In Zimbabwe, the day was supposed be marked by pomp and ceremony and an all-night music concert to protest against the economic hardship caused by the sanctions.
A month ago, the US updated its sanctions list on Zimbabwe. It added Police Deputy Commissioner-General Stephen Mutamba and removed 11 others deemed to no longer threaten democracy and human rights in the country.
On the list were individuals who died or were removed from government, like Olivia Muchena, who was fired from her ministerial post in 2014. Sadc’s anti-sanctions day follows a major show of solidarity by the African Union (AU) and African leaders at the United Nations General Assembly in September.
Sadc chair and Democratic Republic of the Congo president Félix Tshisekedi and other regional heads of state spoke out against the Zimbabwe sanctions. In his capacity as AU chair, Senegal’s president Macky Sall led the continent’s call for their removal.
What Africa’s leaders didn’t proffer, however, was an alternative. The AU’s response seems to contradict its position on particular types of sanctions. The continental body isn’t opposed to targeted sanctions per se — indeed, the AU imposes such sanctions on its member states. Instead, the AU is against comprehensive economic sanctions.
Those issued against Zimbabwe are targeted, which suggests this wave of support is more about anti-imperialist and PanAfrican narratives pushed by Zimbabwe’s government than facts. The US maintains two sets of sanctions on Zimbabwe.
One targets “specially designated nationals” who undermine democratic processes.
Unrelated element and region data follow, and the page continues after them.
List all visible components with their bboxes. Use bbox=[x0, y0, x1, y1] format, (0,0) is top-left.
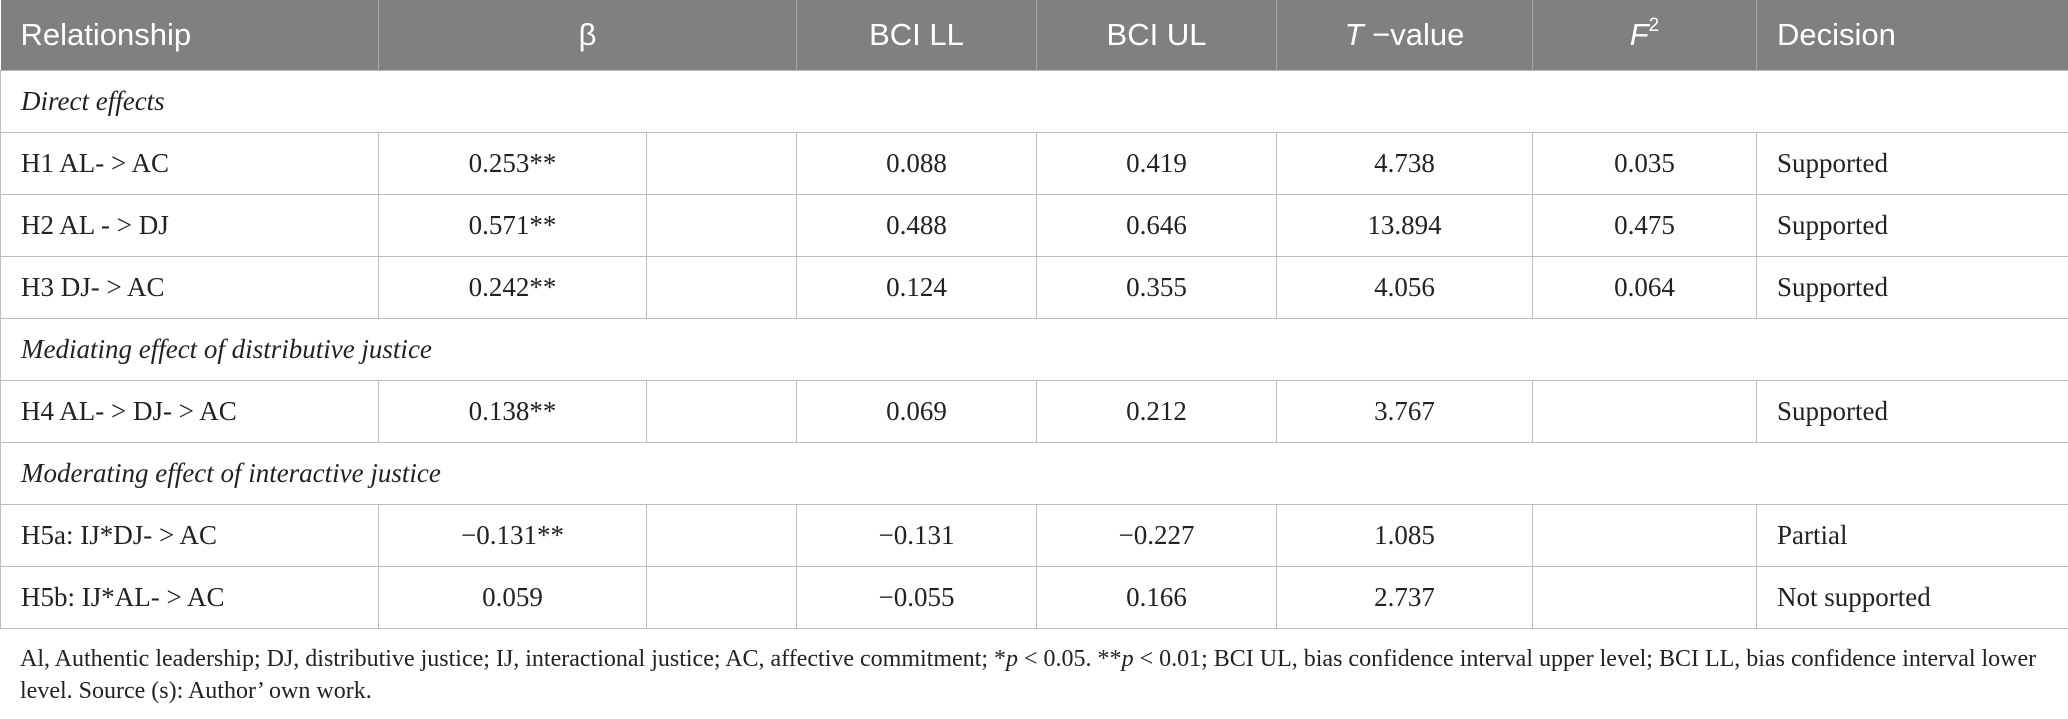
cell-f2: 0.035 bbox=[1532, 131, 1757, 195]
table-row: H3 DJ- > AC 0.242** 0.124 0.355 4.056 0.… bbox=[0, 255, 2068, 319]
section-row: Direct effects bbox=[0, 69, 2068, 133]
cell-bci-ll: −0.055 bbox=[796, 565, 1037, 629]
cell-t-value: 2.737 bbox=[1276, 565, 1533, 629]
col-header-t-value: T −value bbox=[1276, 0, 1533, 70]
cell-t-value: 4.056 bbox=[1276, 255, 1533, 319]
cell-bci-ll: −0.131 bbox=[796, 503, 1037, 567]
col-header-bci-ul: BCI UL bbox=[1036, 0, 1277, 70]
footnote-text-2: < 0.05. ** bbox=[1018, 646, 1122, 672]
f2-base: F bbox=[1629, 16, 1649, 52]
cell-bci-ul: 0.646 bbox=[1036, 193, 1277, 257]
section-moderating-effect: Moderating effect of interactive justice bbox=[0, 441, 2068, 505]
table-row: H1 AL- > AC 0.253** 0.088 0.419 4.738 0.… bbox=[0, 131, 2068, 195]
cell-relationship: H5b: IJ*AL- > AC bbox=[0, 565, 379, 629]
col-header-decision: Decision bbox=[1756, 0, 2068, 70]
cell-bci-ul: 0.166 bbox=[1036, 565, 1277, 629]
cell-f2 bbox=[1532, 503, 1757, 567]
cell-t-value: 1.085 bbox=[1276, 503, 1533, 567]
cell-decision: Partial bbox=[1756, 503, 2068, 567]
cell-bci-ul: −0.227 bbox=[1036, 503, 1277, 567]
t-value-symbol: T bbox=[1344, 16, 1364, 52]
cell-f2 bbox=[1532, 379, 1757, 443]
cell-bci-ul: 0.419 bbox=[1036, 131, 1277, 195]
cell-bci-ll: 0.124 bbox=[796, 255, 1037, 319]
cell-t-value: 4.738 bbox=[1276, 131, 1533, 195]
cell-t-value: 13.894 bbox=[1276, 193, 1533, 257]
footnote-text-1: Al, Authentic leadership; DJ, distributi… bbox=[20, 646, 1007, 672]
section-direct-effects: Direct effects bbox=[0, 69, 2068, 133]
table-row: H2 AL - > DJ 0.571** 0.488 0.646 13.894 … bbox=[0, 193, 2068, 257]
cell-decision: Not supported bbox=[1756, 565, 2068, 629]
cell-beta: −0.131** bbox=[378, 503, 647, 567]
cell-bci-ll: 0.488 bbox=[796, 193, 1037, 257]
table-row: H5b: IJ*AL- > AC 0.059 −0.055 0.166 2.73… bbox=[0, 565, 2068, 629]
section-mediating-effect: Mediating effect of distributive justice bbox=[0, 317, 2068, 381]
footnote-p-symbol: p bbox=[1006, 646, 1019, 672]
cell-beta: 0.059 bbox=[378, 565, 647, 629]
cell-f2 bbox=[1532, 565, 1757, 629]
section-row: Moderating effect of interactive justice bbox=[0, 441, 2068, 505]
cell-relationship: H4 AL- > DJ- > AC bbox=[0, 379, 379, 443]
f2-superscript: 2 bbox=[1648, 14, 1660, 36]
table-row: H5a: IJ*DJ- > AC −0.131** −0.131 −0.227 … bbox=[0, 503, 2068, 567]
footnote-text-3: < 0.01; BCI UL, bias confidence interval… bbox=[20, 646, 2037, 704]
cell-relationship: H2 AL - > DJ bbox=[0, 193, 379, 257]
cell-f2: 0.475 bbox=[1532, 193, 1757, 257]
cell-relationship: H1 AL- > AC bbox=[0, 131, 379, 195]
cell-extra bbox=[646, 379, 797, 443]
cell-bci-ul: 0.355 bbox=[1036, 255, 1277, 319]
table-footnote: Al, Authentic leadership; DJ, distributi… bbox=[20, 643, 2050, 707]
section-row: Mediating effect of distributive justice bbox=[0, 317, 2068, 381]
cell-bci-ul: 0.212 bbox=[1036, 379, 1277, 443]
col-header-relationship: Relationship bbox=[0, 0, 379, 70]
cell-beta: 0.138** bbox=[378, 379, 647, 443]
cell-extra bbox=[646, 131, 797, 195]
footnote-p-symbol: p bbox=[1121, 646, 1134, 672]
col-header-bci-ll: BCI LL bbox=[796, 0, 1037, 70]
table-row: H4 AL- > DJ- > AC 0.138** 0.069 0.212 3.… bbox=[0, 379, 2068, 443]
cell-bci-ll: 0.088 bbox=[796, 131, 1037, 195]
results-table: Relationship β BCI LL BCI UL T −value F2… bbox=[0, 0, 2068, 629]
cell-extra bbox=[646, 565, 797, 629]
col-header-beta: β bbox=[378, 0, 797, 70]
cell-t-value: 3.767 bbox=[1276, 379, 1533, 443]
cell-extra bbox=[646, 193, 797, 257]
cell-decision: Supported bbox=[1756, 255, 2068, 319]
cell-bci-ll: 0.069 bbox=[796, 379, 1037, 443]
cell-extra bbox=[646, 503, 797, 567]
header-row: Relationship β BCI LL BCI UL T −value F2… bbox=[0, 0, 2068, 70]
cell-decision: Supported bbox=[1756, 131, 2068, 195]
cell-decision: Supported bbox=[1756, 193, 2068, 257]
cell-f2: 0.064 bbox=[1532, 255, 1757, 319]
cell-relationship: H5a: IJ*DJ- > AC bbox=[0, 503, 379, 567]
t-value-suffix: −value bbox=[1363, 16, 1465, 52]
cell-decision: Supported bbox=[1756, 379, 2068, 443]
cell-extra bbox=[646, 255, 797, 319]
cell-beta: 0.253** bbox=[378, 131, 647, 195]
cell-beta: 0.571** bbox=[378, 193, 647, 257]
cell-relationship: H3 DJ- > AC bbox=[0, 255, 379, 319]
cell-beta: 0.242** bbox=[378, 255, 647, 319]
col-header-f2: F2 bbox=[1532, 0, 1757, 70]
The directives prohibit any American citizen or entity from having commercial dealings with such people or entities.
The second set of sanctions — which aren’t in force — direct any US citizen in a position of influence in international financial institutions to block credit to Zimbabwe. Current mechanisms provide little assistance.
Onerous procedures make it difficult for citizens to access the African Court of Justice and Human Rights to report state abuses. Closer to home, the Sadc Tribunal is all but defunct after Zimbabwe put up a spirited diplomatic offensive against it.
The Zimbabwean government is dexterous at such moves. The targeted sanctions are more or less symbolic; a blunt instrument to enforce behaviour change. For most individuals on the US sanctions list, the prospect of travelling to the US has always been remote, so banning them is of little import. However, sanctions can be a deterrent to some risk-averse investors.
Institute for Security Studies research in 2019 and 2020 found that investors were put off by the high-risk premium placed on the country because of the targeted US sanctions. And numerous international banks have cut ties with Zimbabwean banks because of the onerous task of complying with US Office of Foreign Assets Control (OFAC) regulations. T
OFAC monitors sanctions adherence and penalises any US company or individual who does business with a sanctioned individual, entity or country. Most companies in the US, Canada and Europe would rather avoid doing business with Zimbabwean companies because of the cumbersome process of checking if entities are related to a sanctioned person or company.
The risk of being caught on the wrong side by OFAC is high. Many companies in Zimbabwe have gone under or are operating at a suboptimal level — unable to procure goods and services from Europe, Canada, Australia, the US and UK. The listing of companies such as Chemplex Holdings and Zimbabwe Fertilizer Company harmed food production as it affected the availability and affordability of fertiliser.
The businesses were added because their ownership structure included the Industrial Development Corporation of Zimbabwe — an entity under sanctions. All this affects ordinary citizens, not least because some international financial institutions won’t process transactions involving Zimbabwe.
However, to blame all Zimbabwe’s economic ills on sanctions is disingenuous and untrue. The country’s inability to borrow money from international financial institutions has more to do with bad debt than sanctions. By 2000, way before the sanctions, the World Bank had suspended lending to Zimbabwe.